Comparison of Safety and Efficacy of Unfractionated Heparin Versus Bivalirudin in Patients Undergoing Percutaneous Coronary Intervention

BACKGROUND Anti-platelet and anti-coagulant adjunctive therapies are associated with a clinically significant increased risk of major bleeding. We retrospectively assessed in-hospital major adverse clinical events (MACE) and major bleeding in patients undergoing percutaneous coronary intervention (PCI) who received either unfractionated heparin (UFH) or bivalirudin. METHOD Consecutive patients undergoing PCI for acute coronary syndrome (ACS) at Fremantle Hospital from August 2008 to December 2013 were identified. Patients received dual antiplatelet therapy (DAPT), with either UFH (50-100IU/kg) or bivalirudin (bolus 0.75mg/kg and infusion 1.75mg/kg/hr). Adjunctive glycoprotein IIb/IIIa (GPIIbIIIa) antagonist use was at the operators discretion. In-hospital events were identified from case notes and PCI database review. RESULTS Of 3371 patients identified, 1740 received UFH and 1631 received bivalirudin. The two groups were similar with respect to age, 62.5 SD 12.1 yrs vs. 62.8 SD 12.2 yrs, (p=0.575) female gender, 24% vs. 26% (p=0.10), current smokers, 66% vs. 70% (p=0.53), diabetes, 25% vs. 26% (p=0.62) and the use of DAPT (p=ns). Presentation with ST-segment-elevation myocardial infarction (STEMI) was significantly higher in the UFH group (28% vs. 19%, p<0.001). The use of transfemoral arterial access was similar (93% UFH vs. 92% bivalirudin) (p=0.41). More patients received GPIIb/IIIa antagonist in the UFH group (30% vs. 3%; p <0.001). There was no difference in pre-discharge acute stent thrombosis (<24hours) occurring in 1.0% with UFH vs. 0.5% with bivalirudin (p=0.20).

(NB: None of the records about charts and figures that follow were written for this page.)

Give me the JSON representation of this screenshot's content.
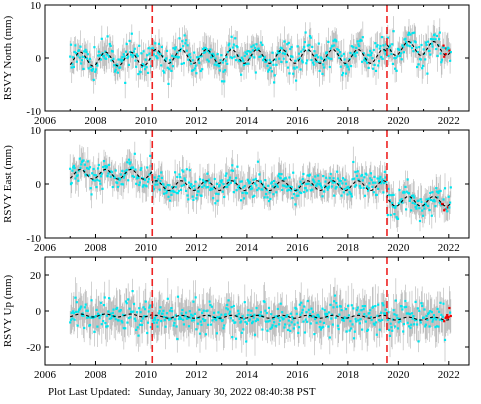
{
  "footer": {
    "label": "Plot Last Updated:",
    "value": "Sunday, January 30, 2022 08:40:38 PST"
  },
  "chart_data": [
    {
      "type": "scatter",
      "station": "RSVY",
      "component": "north",
      "ylabel": "RSVY North (mm)",
      "xlim": [
        2006,
        2022.8
      ],
      "ylim": [
        -10,
        10
      ],
      "xticks": [
        2006,
        2008,
        2010,
        2012,
        2014,
        2016,
        2018,
        2020,
        2022
      ],
      "yticks": [
        -10,
        0,
        10
      ],
      "x_ticklabels_shown": true,
      "data_start": 2007.0,
      "data_end": 2022.08,
      "steps": [
        2010.25,
        2019.55
      ],
      "model_offsets": [
        -0.2,
        0.3,
        1.8
      ],
      "seasonal_amplitude": 1.3,
      "scatter_sd": 1.4,
      "errorbar_sd": 2.2,
      "colors": {
        "data": "#00e5ee",
        "errorbar": "#b8b8b8",
        "model": "#000000",
        "step": "#ee2222",
        "recent": "#ee0000"
      }
    },
    {
      "type": "scatter",
      "station": "RSVY",
      "component": "east",
      "ylabel": "RSVY East (mm)",
      "xlim": [
        2006,
        2022.8
      ],
      "ylim": [
        -10,
        10
      ],
      "xticks": [
        2006,
        2008,
        2010,
        2012,
        2014,
        2016,
        2018,
        2020,
        2022
      ],
      "yticks": [
        -10,
        0,
        10
      ],
      "x_ticklabels_shown": true,
      "data_start": 2007.0,
      "data_end": 2022.08,
      "steps": [
        2010.25,
        2019.55
      ],
      "model_offsets": [
        1.8,
        -0.3,
        -3.2
      ],
      "seasonal_amplitude": 0.9,
      "scatter_sd": 1.3,
      "errorbar_sd": 2.2,
      "colors": {
        "data": "#00e5ee",
        "errorbar": "#b8b8b8",
        "model": "#000000",
        "step": "#ee2222",
        "recent": "#ee0000"
      }
    },
    {
      "type": "scatter",
      "station": "RSVY",
      "component": "up",
      "ylabel": "RSVY Up (mm)",
      "xlim": [
        2006,
        2022.8
      ],
      "ylim": [
        -30,
        30
      ],
      "xticks": [
        2006,
        2008,
        2010,
        2012,
        2014,
        2016,
        2018,
        2020,
        2022
      ],
      "yticks": [
        -20,
        0,
        20
      ],
      "x_ticklabels_shown": true,
      "data_start": 2007.0,
      "data_end": 2022.08,
      "steps": [
        2010.25,
        2019.55
      ],
      "model_offsets": [
        -2.5,
        -3.2,
        -4.2
      ],
      "seasonal_amplitude": 0.8,
      "scatter_sd": 4.5,
      "errorbar_sd": 9.0,
      "colors": {
        "data": "#00e5ee",
        "errorbar": "#b8b8b8",
        "model": "#000000",
        "step": "#ee2222",
        "recent": "#ee0000"
      }
    }
  ]
}
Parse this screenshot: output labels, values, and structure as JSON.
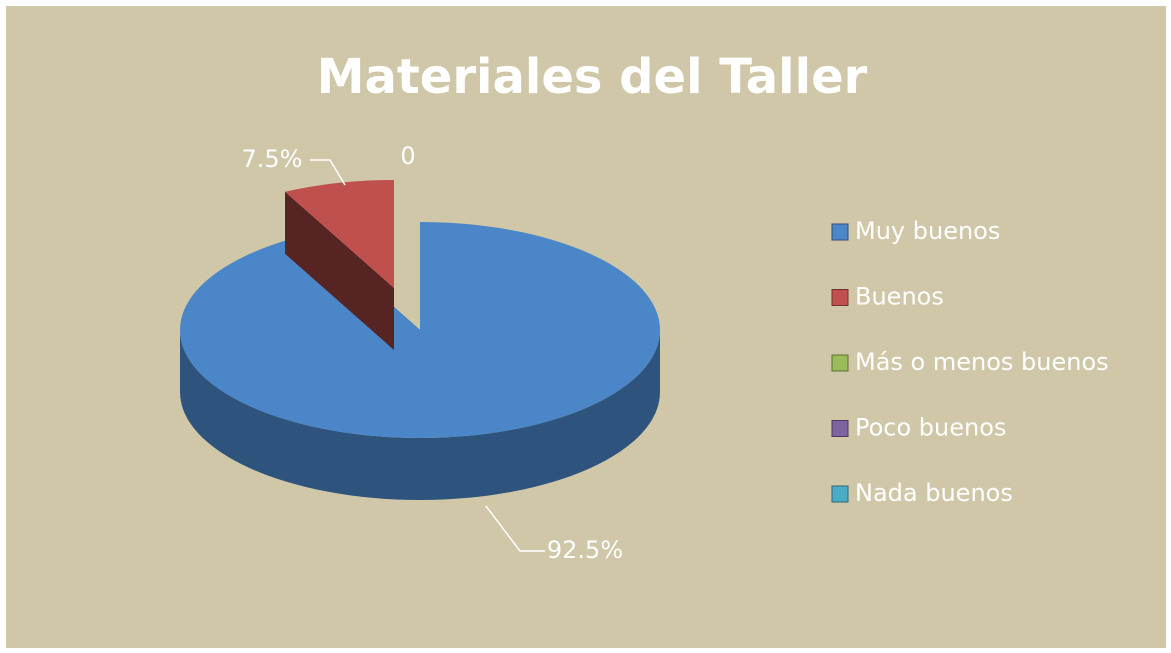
{
  "chart_data": {
    "type": "pie",
    "title": "Materiales del Taller",
    "categories": [
      "Muy buenos",
      "Buenos",
      "Más o menos buenos",
      "Poco buenos",
      "Nada buenos"
    ],
    "values": [
      92.5,
      7.5,
      0,
      0,
      0
    ],
    "value_labels": [
      "92.5%",
      "7.5%",
      "0",
      null,
      null
    ],
    "colors": [
      "#4a86c8",
      "#c0504d",
      "#9bbb59",
      "#8064a2",
      "#4bacc6"
    ],
    "legend": "right"
  }
}
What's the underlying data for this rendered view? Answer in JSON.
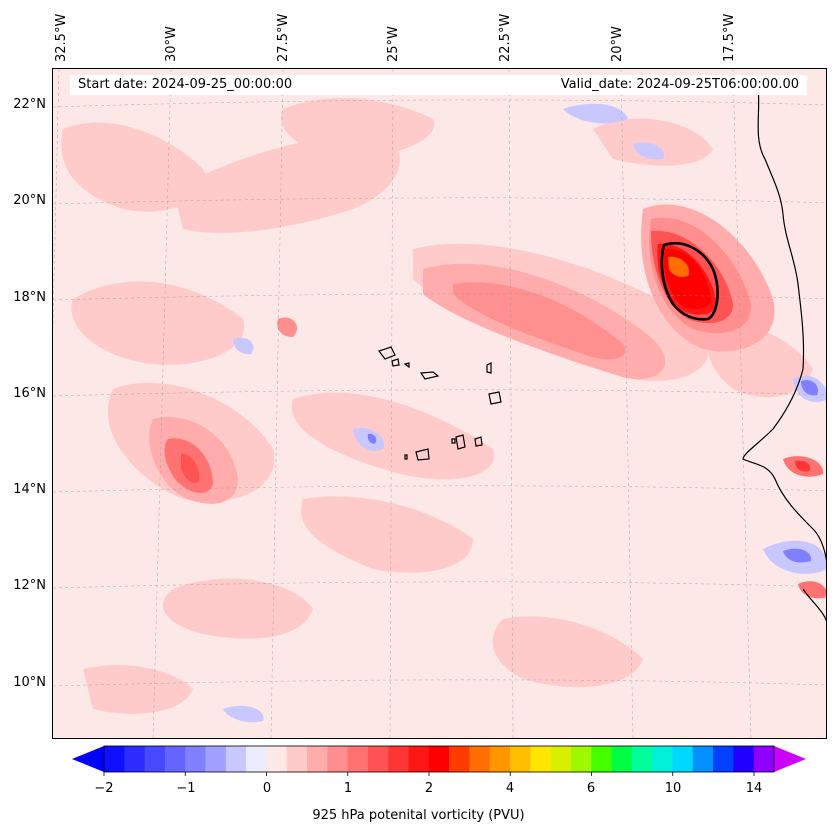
{
  "map": {
    "start_date": "Start date: 2024-09-25_00:00:00",
    "valid_date": "Valid_date: 2024-09-25T06:00:00.00",
    "projection": "curved graticule (conic-like)",
    "gridlines": true,
    "longitude_labels": [
      "32.5°W",
      "30°W",
      "27.5°W",
      "25°W",
      "22.5°W",
      "20°W",
      "17.5°W"
    ],
    "latitude_labels": [
      "22°N",
      "20°N",
      "18°N",
      "16°N",
      "14°N",
      "12°N",
      "10°N"
    ],
    "features": [
      "cabo-verde-islands",
      "west-african-coastline",
      "pv-maximum-contour-18N-19W"
    ]
  },
  "colorbar": {
    "label": "925 hPa potenital vorticity (PVU)",
    "tick_labels": [
      "−2",
      "−1",
      "0",
      "1",
      "2",
      "4",
      "6",
      "10",
      "14"
    ],
    "extend": "both",
    "colors": [
      "#1010ff",
      "#2c2cff",
      "#4848ff",
      "#6464ff",
      "#8080ff",
      "#a0a0ff",
      "#c8c8ff",
      "#ececff",
      "#ffe8e8",
      "#ffcaca",
      "#ffacac",
      "#ff8e8e",
      "#ff7070",
      "#ff5252",
      "#ff3434",
      "#ff1616",
      "#ff0000",
      "#ff3c00",
      "#ff6e00",
      "#ff9600",
      "#ffbe00",
      "#ffe600",
      "#d8f000",
      "#a0f800",
      "#44ff00",
      "#00ff44",
      "#00ff9c",
      "#00f0d8",
      "#00d8ff",
      "#0090ff",
      "#0040ff",
      "#2000ff",
      "#9000ff"
    ],
    "under_color": "#0000ff",
    "over_color": "#cc00ff"
  }
}
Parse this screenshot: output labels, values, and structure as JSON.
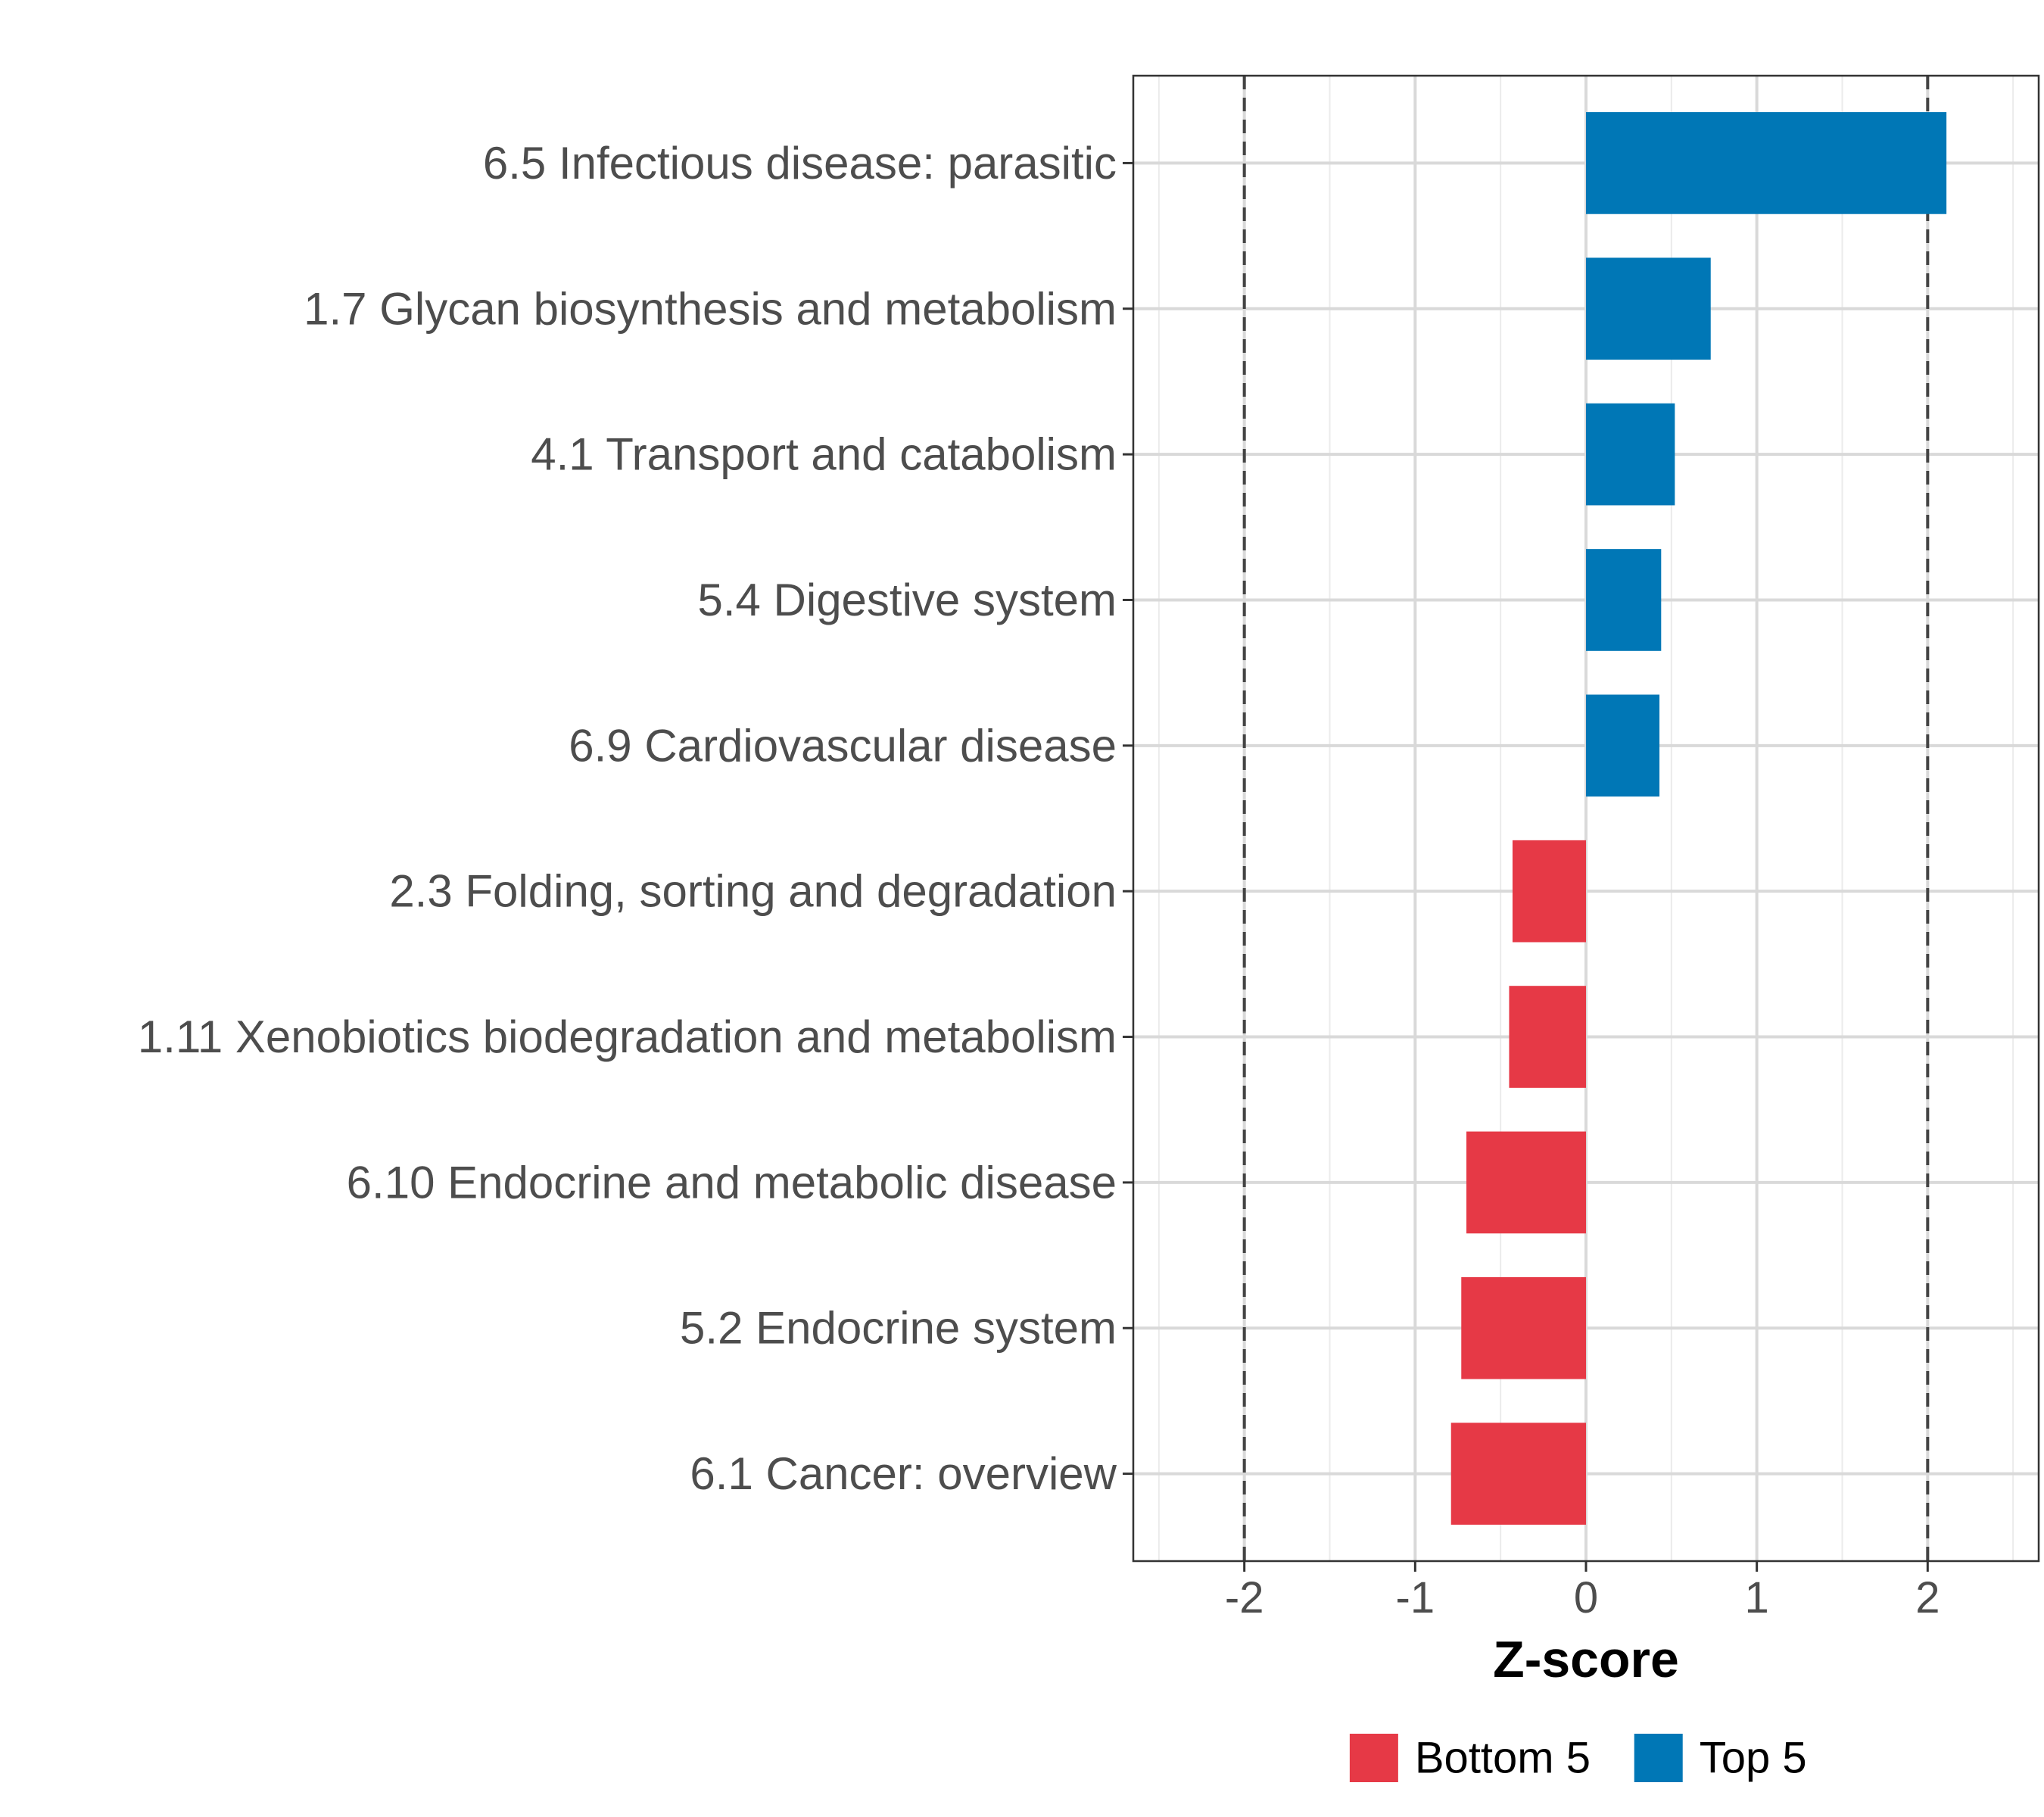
{
  "chart_data": {
    "type": "bar",
    "orientation": "horizontal",
    "xlabel": "Z-score",
    "ylabel": "",
    "xlim": [
      -2.65,
      2.65
    ],
    "x_ticks": [
      -2,
      -1,
      0,
      1,
      2
    ],
    "x_tick_labels": [
      "-2",
      "-1",
      "0",
      "1",
      "2"
    ],
    "reference_lines": [
      -2,
      2
    ],
    "grid": true,
    "legend_position": "bottom",
    "categories": [
      "6.5 Infectious disease: parasitic",
      "1.7 Glycan biosynthesis and metabolism",
      "4.1 Transport and catabolism",
      "5.4 Digestive system",
      "6.9 Cardiovascular disease",
      "2.3 Folding, sorting and degradation",
      "1.11 Xenobiotics biodegradation and metabolism",
      "6.10 Endocrine and metabolic disease",
      "5.2 Endocrine system",
      "6.1 Cancer: overview"
    ],
    "values": [
      2.11,
      0.73,
      0.52,
      0.44,
      0.43,
      -0.43,
      -0.45,
      -0.7,
      -0.73,
      -0.79
    ],
    "groups": [
      "Top 5",
      "Top 5",
      "Top 5",
      "Top 5",
      "Top 5",
      "Bottom 5",
      "Bottom 5",
      "Bottom 5",
      "Bottom 5",
      "Bottom 5"
    ],
    "legend": [
      {
        "name": "Bottom 5",
        "color": "#e63946"
      },
      {
        "name": "Top 5",
        "color": "#0077b6"
      }
    ]
  }
}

The equipoise on the outcomes of stent thrombosis persisted after multivariate adjustment for difference in rates of STEMI. In-hospital BARC Type 1-3 major bleeding occurred in 3.7% in the UFH group vs. 2.9% in the bivalirudin group (p=0.20). CONCLUSION Unfractionated heparin compared with bivalirudin was not associated with a higher incidence of in-hospital MACE or major bleeding in a cohort with overall high rates of transfemoral access, despite significantly higher use of GPIIb/IIIa antagonists in the UFH group.